Protected area in Victoria, Australia

The Discovery Bay Coastal Park is a linear protected area of coastal land in western Victoria, south-eastern Australia. The 10460 ha park extends along the coast of Discovery Bay from Cape Nelson north-westwards for 50 km to the border with South Australia. The park was listed on Australia's now-defunct Register of the National Estate, and lies within the traditional lands of the Gunditjmara people.

Part of the route of the Great South West Walk is located within the park. The Discovery Bay Marine National Park adjoins the park to the west of Cape Bridgewater

==History==
After being recommended as a coastal reserve in 1973 by Victoria's Land Conservation Council, the park was first included in Schedule 3 of the Victorian National Parks Act in 1979, with an area of 84.5 km2. Additional parcels of land were acquired in 1981, 1987 and 1997.

Land within the coastal park, the Lower Glenelg National Park and the Nelson Streamside Reserve was listed as a Ramsar site known as the Glenelg Estuary and Discovery Bay Ramsar Site on 28 February 2018.

==Environment==

===Landforms===
Geologically the area is basalt overlain by limestone with the coastal landforms characterised by the rugged cliffs and headlands of Cape Nelson and Cape Bridgewater, dunefields, and by swamps and freshwater lakes further inland. The limestone contains mammalian fossil deposits of Pleistocene age.

===Flora and fauna===
Some 320 native vascular plant species have been recorded in the park. An important wetland is Long Swamp, fed by a groundwater aquifer, where declining water levels have led to encroachment by bare twig-sedge (Baumea sp.) whose seeds are a favoured food of the ground parrot. As water levels continue to decline, Woolly Tea-tree is beginning to colonise formerly sedge-dominated areas. The swamp's sedge habitat is also an important site for an endangered damselfly, the ancient greenling.

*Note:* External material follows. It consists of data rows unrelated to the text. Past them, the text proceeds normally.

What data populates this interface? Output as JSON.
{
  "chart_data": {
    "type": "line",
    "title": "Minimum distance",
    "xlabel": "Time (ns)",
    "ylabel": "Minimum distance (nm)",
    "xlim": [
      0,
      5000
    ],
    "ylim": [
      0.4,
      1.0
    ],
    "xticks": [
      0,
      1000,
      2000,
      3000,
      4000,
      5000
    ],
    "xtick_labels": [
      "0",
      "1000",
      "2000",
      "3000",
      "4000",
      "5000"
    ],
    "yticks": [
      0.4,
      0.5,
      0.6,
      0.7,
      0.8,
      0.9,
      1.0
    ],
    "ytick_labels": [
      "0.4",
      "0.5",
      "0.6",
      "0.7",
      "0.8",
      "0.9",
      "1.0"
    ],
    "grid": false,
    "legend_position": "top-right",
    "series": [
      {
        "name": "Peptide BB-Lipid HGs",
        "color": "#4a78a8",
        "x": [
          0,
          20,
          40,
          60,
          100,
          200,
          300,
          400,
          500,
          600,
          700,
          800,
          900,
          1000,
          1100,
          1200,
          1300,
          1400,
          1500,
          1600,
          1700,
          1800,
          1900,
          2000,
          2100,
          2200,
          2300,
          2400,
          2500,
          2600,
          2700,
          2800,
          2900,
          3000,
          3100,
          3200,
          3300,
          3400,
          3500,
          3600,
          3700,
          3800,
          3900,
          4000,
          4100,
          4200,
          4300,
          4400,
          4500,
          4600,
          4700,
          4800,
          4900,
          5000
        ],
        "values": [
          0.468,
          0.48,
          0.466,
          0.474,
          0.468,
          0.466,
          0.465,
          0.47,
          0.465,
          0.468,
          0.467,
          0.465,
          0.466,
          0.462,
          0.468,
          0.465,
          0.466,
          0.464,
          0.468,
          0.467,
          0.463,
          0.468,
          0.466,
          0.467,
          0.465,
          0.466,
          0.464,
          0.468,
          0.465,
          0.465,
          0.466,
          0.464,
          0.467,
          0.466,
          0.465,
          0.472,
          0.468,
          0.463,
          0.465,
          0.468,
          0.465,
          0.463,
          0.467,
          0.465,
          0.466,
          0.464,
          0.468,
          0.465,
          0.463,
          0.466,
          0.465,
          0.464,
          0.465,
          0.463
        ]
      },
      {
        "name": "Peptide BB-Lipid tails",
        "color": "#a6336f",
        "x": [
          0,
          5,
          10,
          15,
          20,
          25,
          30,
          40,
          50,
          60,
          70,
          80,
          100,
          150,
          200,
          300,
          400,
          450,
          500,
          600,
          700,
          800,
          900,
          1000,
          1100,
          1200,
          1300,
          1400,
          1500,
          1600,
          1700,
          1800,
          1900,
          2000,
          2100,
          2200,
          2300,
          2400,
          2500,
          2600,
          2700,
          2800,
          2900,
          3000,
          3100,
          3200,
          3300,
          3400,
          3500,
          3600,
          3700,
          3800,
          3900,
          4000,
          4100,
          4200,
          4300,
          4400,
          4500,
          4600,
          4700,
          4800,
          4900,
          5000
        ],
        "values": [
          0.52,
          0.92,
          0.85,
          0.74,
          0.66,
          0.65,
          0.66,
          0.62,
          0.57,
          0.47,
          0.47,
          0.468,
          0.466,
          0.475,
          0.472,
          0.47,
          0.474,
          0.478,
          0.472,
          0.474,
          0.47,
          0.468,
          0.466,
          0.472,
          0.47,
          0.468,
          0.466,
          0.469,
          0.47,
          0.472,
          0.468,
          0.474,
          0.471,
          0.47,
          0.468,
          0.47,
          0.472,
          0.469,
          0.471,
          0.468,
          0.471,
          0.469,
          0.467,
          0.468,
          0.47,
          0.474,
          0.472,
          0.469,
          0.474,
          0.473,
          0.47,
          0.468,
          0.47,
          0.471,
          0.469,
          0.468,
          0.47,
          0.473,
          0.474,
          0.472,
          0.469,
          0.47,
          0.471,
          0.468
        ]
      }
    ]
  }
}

The park forms much of the Discovery Bay to Piccaninnie Ponds Important Bird Area, identified by BirdLife International as being of global significance for several bird species. Two threatened birds, the hooded plover and little tern, nest on the beaches. The ground parrot, Australasian bittern and brolga frequent the wetlands while the orange-bellied parrot, rufous bristlebird, striated fieldwren and beautiful firetail have been recorded in the dunes and shrublands. Threatened fish species, include the Yarra pygmy perch and dwarf galaxias. Mammals found in the park include the long-nosed potoroo, heath mouse and swamp antechinus. There are Australian fur seal colonies on rock platforms at Capes Nelson and Bridgewater.